A woman coming to the end of her life began to feel her spirit slipping gently away from her body. She was transported to what she knew was heaven, and there found herself in the presence of what she just as profoundly knew to be God.
“Who are you?” God asked the new arrival. She answered, “I am the wife of the mayor.” God responded, “Child, I did not ask to whom you are married. Who are you?” The woman gave it another shot: “I am the mother of four children,” she stated. “I did not ask whose mother you are,” God responded tenderly. The question was put to her again: “Who are you?”
She paused for a moment, genuinely perplexed, and tried again: “I am a school teacher.” But that answer was wrong as well, as God was not interested in what she did for a job. “I am a Christian,” she finally blurted out, thinking she had the answer God was seeking. “No, no, my child,” God said, “I did not ask about your religion.”
On and on this went.
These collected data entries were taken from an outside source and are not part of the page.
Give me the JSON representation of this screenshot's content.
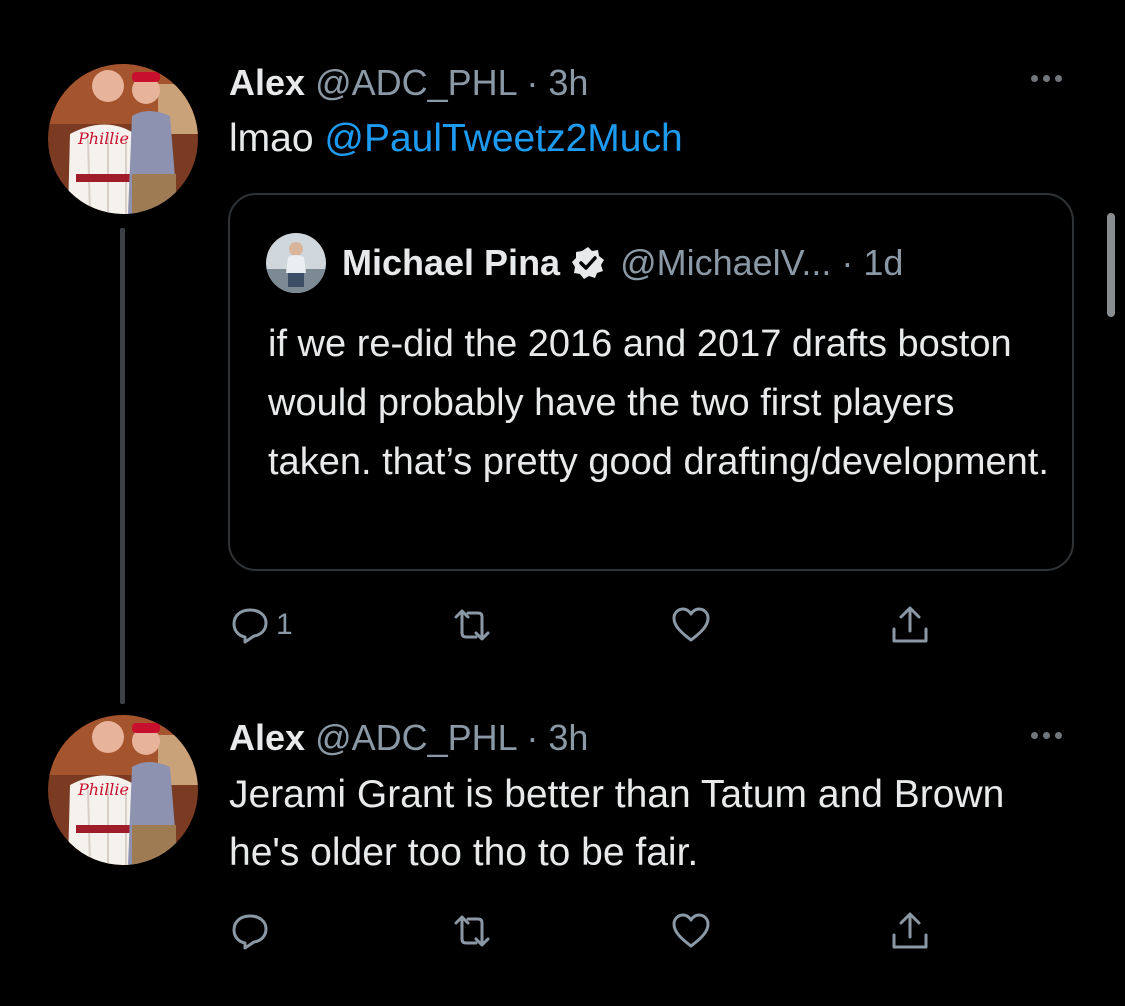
{
  "tweets": [
    {
      "name": "Alex",
      "handle": "@ADC_PHL",
      "time": "· 3h",
      "text_prefix": "lmao ",
      "mention": "@PaulTweetz2Much",
      "actions": {
        "reply_count": "1",
        "retweet_count": "",
        "like_count": ""
      }
    },
    {
      "name": "Alex",
      "handle": "@ADC_PHL",
      "time": "· 3h",
      "text": "Jerami Grant is better than Tatum and Brown he's older too tho to be fair.",
      "actions": {
        "reply_count": "",
        "retweet_count": "",
        "like_count": ""
      }
    }
  ],
  "quote": {
    "name": "Michael Pina",
    "handle": "@MichaelV...",
    "time": "· 1d",
    "text": "if we re-did the 2016 and 2017 drafts boston would probably have the two first players taken. that’s pretty good drafting/development."
  },
  "icons": {
    "reply": "reply-icon",
    "retweet": "retweet-icon",
    "like": "heart-icon",
    "share": "share-icon",
    "more": "more-icon",
    "verified": "verified-badge-icon"
  },
  "colors": {
    "background": "#000000",
    "link": "#1d9bf0",
    "secondary": "#8b98a5",
    "primary_text": "#e7e9ea"
  }
}
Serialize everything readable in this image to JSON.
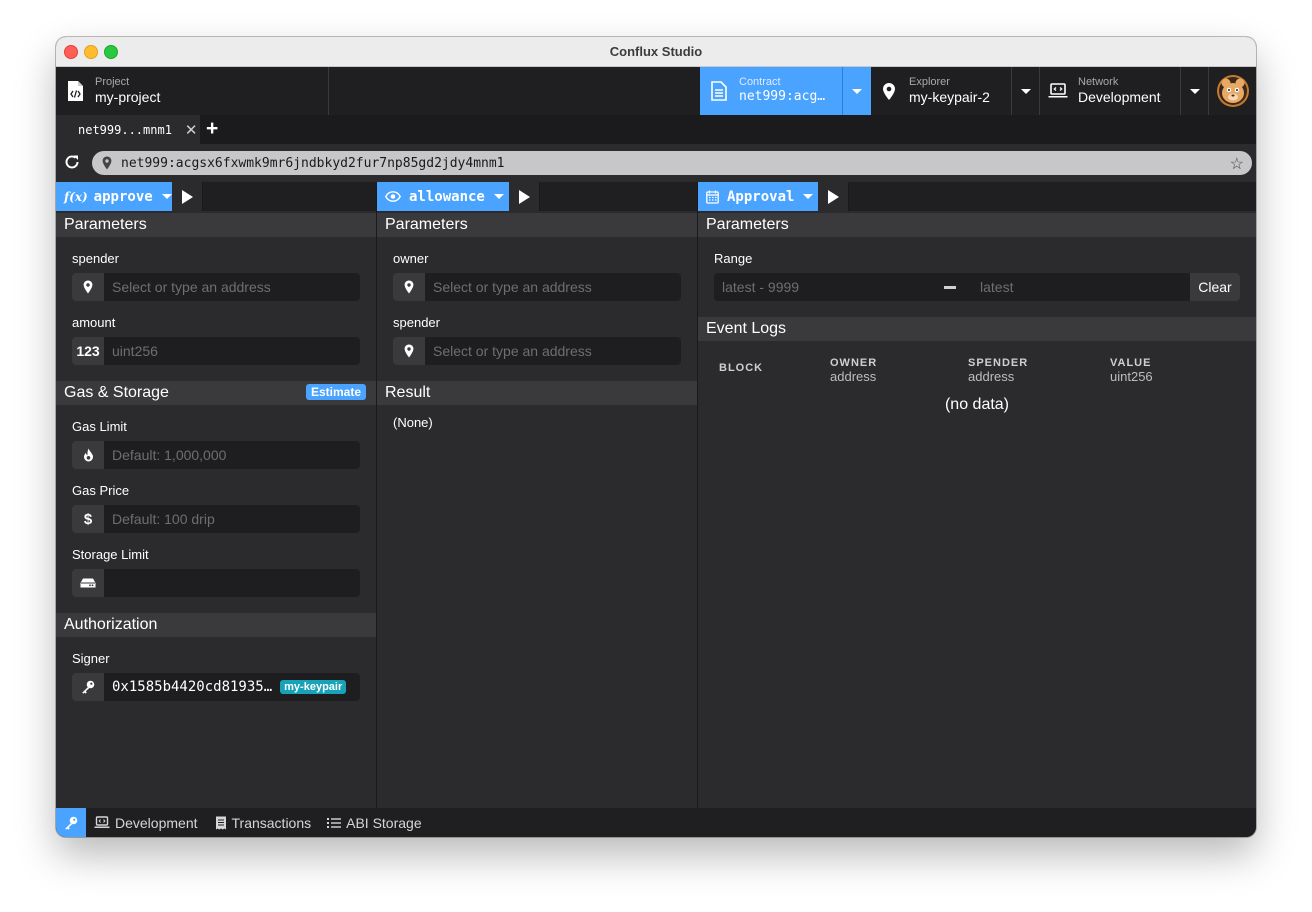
{
  "window": {
    "title": "Conflux Studio"
  },
  "header": {
    "project": {
      "label": "Project",
      "value": "my-project"
    },
    "contract": {
      "label": "Contract",
      "value": "net999:acg…"
    },
    "explorer": {
      "label": "Explorer",
      "value": "my-keypair-2"
    },
    "network": {
      "label": "Network",
      "value": "Development"
    }
  },
  "tabs": [
    {
      "label": "net999...mnm1"
    }
  ],
  "address_bar": {
    "url": "net999:acgsx6fxwmk9mr6jndbkyd2fur7np85gd2jdy4mnm1"
  },
  "panels": {
    "invoke": {
      "function_label": "approve",
      "function_icon": "f(x)",
      "parameters_title": "Parameters",
      "fields": [
        {
          "label": "spender",
          "placeholder": "Select or type an address"
        },
        {
          "label": "amount",
          "icon_text": "123",
          "placeholder": "uint256"
        }
      ],
      "gas": {
        "title": "Gas & Storage",
        "estimate_label": "Estimate",
        "fields": [
          {
            "label": "Gas Limit",
            "placeholder": "Default: 1,000,000"
          },
          {
            "label": "Gas Price",
            "placeholder": "Default: 100 drip"
          },
          {
            "label": "Storage Limit",
            "placeholder": ""
          }
        ]
      },
      "auth": {
        "title": "Authorization",
        "signer_label": "Signer",
        "signer_value": "0x1585b4420cd81935…",
        "signer_badge": "my-keypair"
      }
    },
    "view": {
      "function_label": "allowance",
      "parameters_title": "Parameters",
      "fields": [
        {
          "label": "owner",
          "placeholder": "Select or type an address"
        },
        {
          "label": "spender",
          "placeholder": "Select or type an address"
        }
      ],
      "result_title": "Result",
      "result_value": "(None)"
    },
    "event": {
      "event_label": "Approval",
      "parameters_title": "Parameters",
      "range_label": "Range",
      "range_from_placeholder": "latest - 9999",
      "range_to_placeholder": "latest",
      "clear_label": "Clear",
      "logs_title": "Event Logs",
      "columns": [
        {
          "name": "BLOCK",
          "type": ""
        },
        {
          "name": "OWNER",
          "type": "address"
        },
        {
          "name": "SPENDER",
          "type": "address"
        },
        {
          "name": "VALUE",
          "type": "uint256"
        }
      ],
      "empty_text": "(no data)"
    }
  },
  "footer": {
    "items": [
      {
        "label": "Development",
        "icon": "laptop-icon"
      },
      {
        "label": "Transactions",
        "icon": "receipt-icon"
      },
      {
        "label": "ABI Storage",
        "icon": "list-icon"
      }
    ]
  },
  "colors": {
    "accent": "#4aa3ff",
    "badge": "#17a2b8",
    "background": "#2b2b2e"
  }
}
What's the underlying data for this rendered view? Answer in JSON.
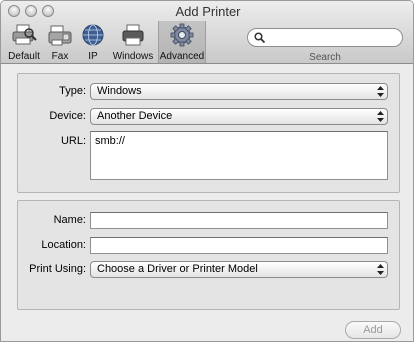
{
  "window": {
    "title": "Add Printer"
  },
  "toolbar": {
    "items": [
      {
        "label": "Default",
        "icon": "default-printer-icon"
      },
      {
        "label": "Fax",
        "icon": "fax-icon"
      },
      {
        "label": "IP",
        "icon": "globe-icon"
      },
      {
        "label": "Windows",
        "icon": "windows-printer-icon"
      },
      {
        "label": "Advanced",
        "icon": "gear-icon",
        "selected": true
      }
    ],
    "search": {
      "value": "",
      "placeholder": "",
      "label": "Search"
    }
  },
  "connection": {
    "type_label": "Type:",
    "type_value": "Windows",
    "device_label": "Device:",
    "device_value": "Another Device",
    "url_label": "URL:",
    "url_value": "smb://"
  },
  "details": {
    "name_label": "Name:",
    "name_value": "",
    "location_label": "Location:",
    "location_value": "",
    "print_using_label": "Print Using:",
    "print_using_value": "Choose a Driver or Printer Model"
  },
  "footer": {
    "add_label": "Add",
    "add_enabled": false
  }
}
God would ask the woman who she was, and each time she would answer by citing a role she played, an allegiance she held, or a relationship that was significant to her. But honestly, she didn’t know who she really was. So, in his grace, God returned her to her body that she might spend the rest of her days seeking a proper answer to this crucial question.
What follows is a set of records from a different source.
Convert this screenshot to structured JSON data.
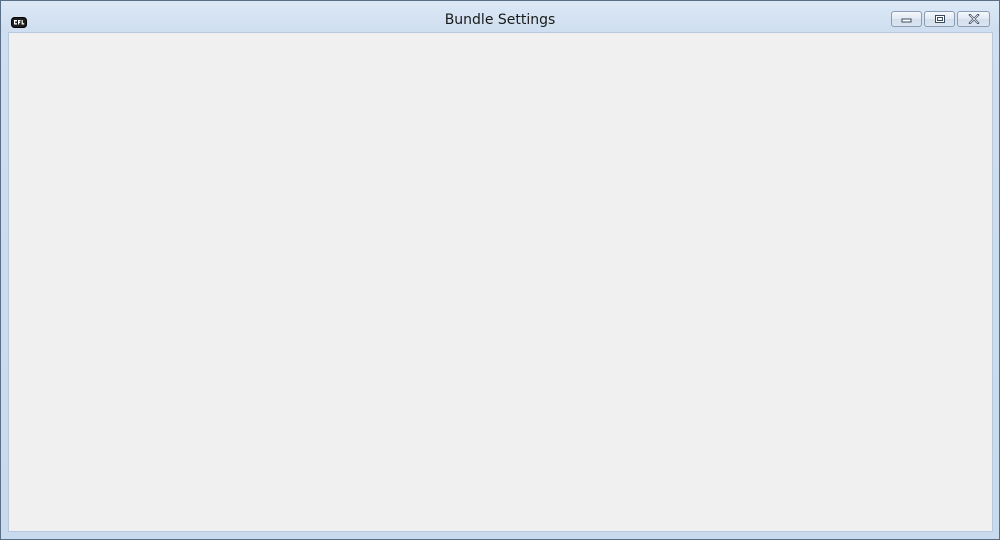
{
  "window": {
    "title": "Bundle Settings",
    "app_icon": "app-logo-icon",
    "caption_buttons": [
      {
        "name": "minimize",
        "icon": "minimize-icon"
      },
      {
        "name": "maximize",
        "icon": "maximize-icon"
      },
      {
        "name": "close",
        "icon": "close-icon"
      }
    ]
  },
  "colors": {
    "frame": "#cfdef0",
    "client_background": "#f0f0f0",
    "title_text": "#1a1a1a"
  }
}
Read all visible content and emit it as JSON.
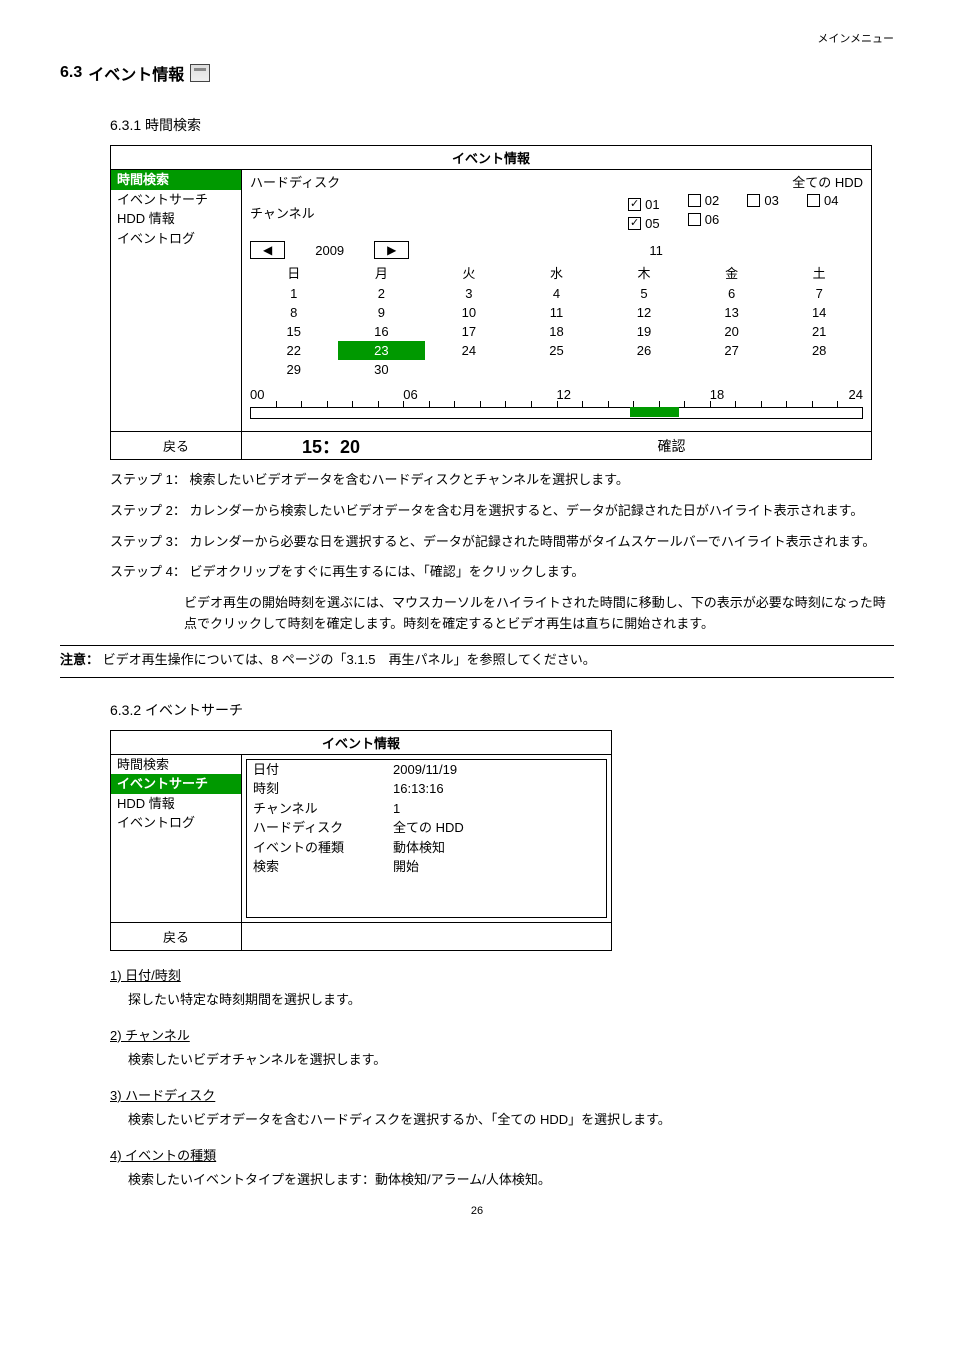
{
  "header_right": "メインメニュー",
  "section": {
    "num": "6.3",
    "title": "イベント情報"
  },
  "s631": {
    "num": "6.3.1",
    "title": "時間検索"
  },
  "ev_title": "イベント情報",
  "side1": [
    "時間検索",
    "イベントサーチ",
    "HDD 情報",
    "イベントログ"
  ],
  "r_hdd_label": "ハードディスク",
  "r_hdd_val": "全ての HDD",
  "r_ch_label": "チャンネル",
  "ch": [
    "01",
    "02",
    "03",
    "04",
    "05",
    "06"
  ],
  "cal": {
    "year": "2009",
    "month": "11",
    "days_head": [
      "日",
      "月",
      "火",
      "水",
      "木",
      "金",
      "土"
    ],
    "rows": [
      [
        "",
        "",
        "",
        "",
        "",
        "",
        ""
      ],
      [
        "1",
        "2",
        "3",
        "4",
        "5",
        "6",
        "7"
      ],
      [
        "8",
        "9",
        "10",
        "11",
        "12",
        "13",
        "14"
      ],
      [
        "15",
        "16",
        "17",
        "18",
        "19",
        "20",
        "21"
      ],
      [
        "22",
        "23",
        "24",
        "25",
        "26",
        "27",
        "28"
      ],
      [
        "29",
        "30",
        "",
        "",
        "",
        "",
        ""
      ]
    ],
    "hl_row": 4,
    "hl_col": 1
  },
  "tl": {
    "labels": [
      "00",
      "06",
      "12",
      "18",
      "24"
    ]
  },
  "back_label": "戻る",
  "big_time": "15：20",
  "confirm_label": "確認",
  "step1": "ステップ 1： 検索したいビデオデータを含むハードディスクとチャンネルを選択します。",
  "step2": "ステップ 2： カレンダーから検索したいビデオデータを含む月を選択すると、データが記録された日がハイライト表示されます。",
  "step3": "ステップ 3： カレンダーから必要な日を選択すると、データが記録された時間帯がタイムスケールバーでハイライト表示されます。",
  "step4a": "ステップ 4： ビデオクリップをすぐに再生するには、「確認」をクリックします。",
  "step4b": "ビデオ再生の開始時刻を選ぶには、マウスカーソルをハイライトされた時間に移動し、下の表示が必要な時刻になった時点でクリックして時刻を確定します。時刻を確定するとビデオ再生は直ちに開始されます。",
  "note_label": "注意：",
  "note_body": " ビデオ再生操作については、8 ページの「3.1.5　再生パネル」を参照してください。",
  "s632": {
    "num": "6.3.2",
    "title": "イベントサーチ"
  },
  "side2": [
    "時間検索",
    "イベントサーチ",
    "HDD 情報",
    "イベントログ"
  ],
  "kv": {
    "date_k": "日付",
    "date_v": "2009/11/19",
    "time_k": "時刻",
    "time_v": "16:13:16",
    "ch_k": "チャンネル",
    "ch_v": "1",
    "hdd_k": "ハードディスク",
    "hdd_v": "全ての HDD",
    "type_k": "イベントの種類",
    "type_v": "動体検知",
    "search_k": "検索",
    "search_v": "開始"
  },
  "list": {
    "n1_t": "1)  日付/時刻",
    "n1_b": "探したい特定な時刻期間を選択します。",
    "n2_t": "2)  チャンネル",
    "n2_b": "検索したいビデオチャンネルを選択します。",
    "n3_t": "3)  ハードディスク",
    "n3_b": "検索したいビデオデータを含むハードディスクを選択するか、「全ての HDD」を選択します。",
    "n4_t": "4)  イベントの種類",
    "n4_b": "検索したいイベントタイプを選択します：動体検知/アラーム/人体検知。"
  },
  "pagenum": "26"
}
Indeed, how would you answer that question? Who are you, exactly? Do you define yourself as an American? That’s your nationality, something to be patriotic about, but I hope that’s not your identity, for the cosmos is larger than America. Do you define yourself by your occupation? If so, what will happen to you if you are laid off or if you lose the physical or mental abilities to do that work (You will lose these abilities, by the way)?
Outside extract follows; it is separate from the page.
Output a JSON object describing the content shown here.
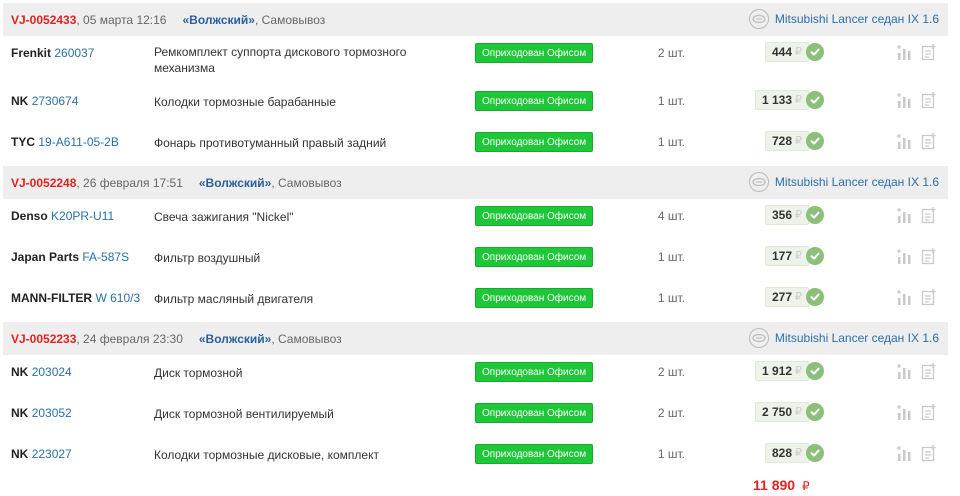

Are you so strongly attached to your party, denomination, affiliation, or religion that you cannot imagine your life without that allegiance? If so, you will spend your life trying to prove you are right and everyone else is wrong. You will end up hating everyone who is not on your team. It will give something to do, I guess, but there’s not much living in that method as far as I can see.
And even the ones you love, whom your soul is irrevocably bound to, the ones for whom you would give your life: Those persons remain unique, quirky, beautiful individuals – naked before God – just as you are.
The truth is, most of us won’t get a second chance to figure out who we are. So, it is incumbent upon each of us to more or less live out the immortal words of Bob Dylan: “All I can do is be me, whoever that is.” Unselfishly discovering this “whoever” within seems to be the very point of life itself.